Gepubliceerd op 27-06-2020

kalium

betekenis & definitie

[→Arab. galiy, as], o., een chemisch element, symbool K, een van de alkalimetalen.

(e) Kalium is een week, zilverwit, glanzend metaal, dat aan de lucht onmiddellijk oxideert. Er zijn isotopen bekend met een atoomgewicht van 37 — 47, waarvan in de natuur voorkomen het stabiele 39K (93,1 %) en 41K (6,88 %) en het radioactieve (𝛽—) 40K met een halveringstijd van 1,3 mrd. jaar (0,012 %). Alle andere isotopen zijn radioactief en kunstmatig verkregen. Kalium heeft een smeltpunt van 63,2°C en een kookpunt van 765,5 °C. In 1807 werd kalium voor het eerst geïsoleerd door H.Davy. Eigenschappen.

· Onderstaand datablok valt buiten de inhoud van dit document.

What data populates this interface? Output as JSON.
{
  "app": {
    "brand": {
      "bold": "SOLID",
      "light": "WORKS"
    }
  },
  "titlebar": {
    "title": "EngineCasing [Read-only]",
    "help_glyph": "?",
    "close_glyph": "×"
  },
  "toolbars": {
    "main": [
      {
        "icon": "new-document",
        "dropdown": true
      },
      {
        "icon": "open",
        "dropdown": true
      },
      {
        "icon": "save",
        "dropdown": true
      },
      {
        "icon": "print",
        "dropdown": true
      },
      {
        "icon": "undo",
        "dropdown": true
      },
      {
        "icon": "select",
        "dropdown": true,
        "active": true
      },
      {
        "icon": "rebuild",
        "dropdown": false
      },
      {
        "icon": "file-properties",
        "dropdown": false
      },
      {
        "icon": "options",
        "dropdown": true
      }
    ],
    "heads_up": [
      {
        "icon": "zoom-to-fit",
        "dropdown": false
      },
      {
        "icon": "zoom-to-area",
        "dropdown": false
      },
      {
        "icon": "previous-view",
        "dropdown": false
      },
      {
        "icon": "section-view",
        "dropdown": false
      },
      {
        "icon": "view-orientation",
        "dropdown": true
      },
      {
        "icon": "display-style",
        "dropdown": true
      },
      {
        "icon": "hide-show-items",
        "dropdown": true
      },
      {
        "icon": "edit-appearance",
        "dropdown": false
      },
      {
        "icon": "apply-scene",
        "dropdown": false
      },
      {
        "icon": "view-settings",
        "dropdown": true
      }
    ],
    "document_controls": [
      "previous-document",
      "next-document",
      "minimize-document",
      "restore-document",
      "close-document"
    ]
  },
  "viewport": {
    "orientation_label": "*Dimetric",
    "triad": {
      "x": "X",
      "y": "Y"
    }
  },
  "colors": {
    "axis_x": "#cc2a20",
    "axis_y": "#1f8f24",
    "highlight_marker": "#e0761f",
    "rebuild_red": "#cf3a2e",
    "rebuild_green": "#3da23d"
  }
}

Buiten de elektronenstructuur van argon heeft het nog één 4 s-elektron, dat vrij gemakkelijk wordt afgegeven, waarbij het K+-ion ontstaat. Hierdoor krijgt men een gunstige vormingswarmte voor de verbindingen. Het reageert nog gemakkelijker dan natrium met zuurstof en water; met water zelfs bij —100 °C. Het ontbrandt met halogenen. Gesmolten kalium reageert met zwavel en zwavelwaterstof. Met waterstof reageert het langzaam bij 200 °C, snel bij 350 °C.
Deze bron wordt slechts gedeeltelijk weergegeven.